Sin duda alguna, A propósito de Llewyn Davis tiene un lugar en el olimpo de películas que llevan la música por bandera. ¿Cuáles son las mejores? Repasamos tres cintas imprescindibles de los últimos años que todo melómano debería ver.

Searching for Sugar Man (2011)

Una película imprescindible. Basada en hechos reales. En realidad hablamos de un fascinante documental ganador de un oscar que cuenta la increíble historia de un compositor americano que lanzó sin éxito dos álbumes en los años setenta, pero se convirtió en una leyenda y supuso la revolución del Apartheid en Sudáfrica. Y nunca se enteró hasta que hace sólo un par de años un grupo de fans le encontró por internet. Rodriguez tiene ahora setenta y un años, gana millones girando por el mundo, está a punto de terminar su tercer trabajo y el tema principal del documental, que da nombre al mismo, es ya una canción de culto. Pero su historia sigue emocionando como el primer día.

Once (2006)
Una historia de amor rodada en sólo dos semanas con poco presupuesto que maravilló al mundo y acabó ganando el oscar a la mejor canción. I don’t know you. But I want you… (No te conozco. Pero te quiero). El tema Falling Slowly nos maravilló y conquistó de forma sutil. Un piano. Dos voces que se empastan. Y una historia de amor. La historia de Glen Hansard y Markéta en Once no sólo es mágica, sencilla y tiene visos de realidad. Se volvió real. Y los protagonistas acabaron llevaron su música por el mundo. En la cinta, él da vida a un joven irlandés con el corazón hecho trizas tras una infidelidad de su novia de toda la vida. Arregla aspiradoras en un pequeña tienda familiar mientras por la noche toca sus propias canciones en la calle. Ella es una joven inmigrante checa casada con un hombre mayor que se ha quedado en su país de origen y vende periódicos y rosas en la calle para poder vivir. Y encuentran en la música una vía de escape.

The Boat That Rocked (2009)
Una interesante cinta que retrata en clave de comedia la censura que sufrieron las radios musicales en Inglaterra a finales de los años sesenta, una época en la que sólo se permitia una emisora en el país, la cadena pública BBC, la cual no emitía temas de rock. La película narra a través de un barco ficticio lleno de personajes hilarantes la historia de las numerosas radios que para programar la música de la época emitían desde barcos en aguas internaciones.
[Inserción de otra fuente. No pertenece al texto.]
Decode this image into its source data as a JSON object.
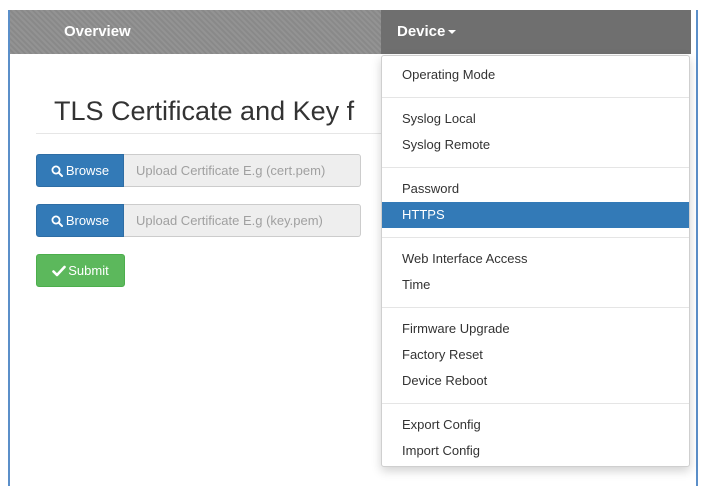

Y los numerosos intentos del gobierno británico por prohibir estas emisoras piratas. El conocido actor inglés Bill Nighy es dueño de la radio pirata más prestigiosa del momento, con veinticuatro horas ininterrumpidas de programas musicales con temas de artistas claves de la época como The Who, The Rolling Stones o David Bowie. No sólo eso, el barco es una continua fiesta de fans, mujeres y mala vida al margen de las autoridades inglesas. Y entre el elenco de locutores de la cadena, destaca sin duda alguna la brillante interpretación del recientemente fallecido Philip Seymour Hoffman.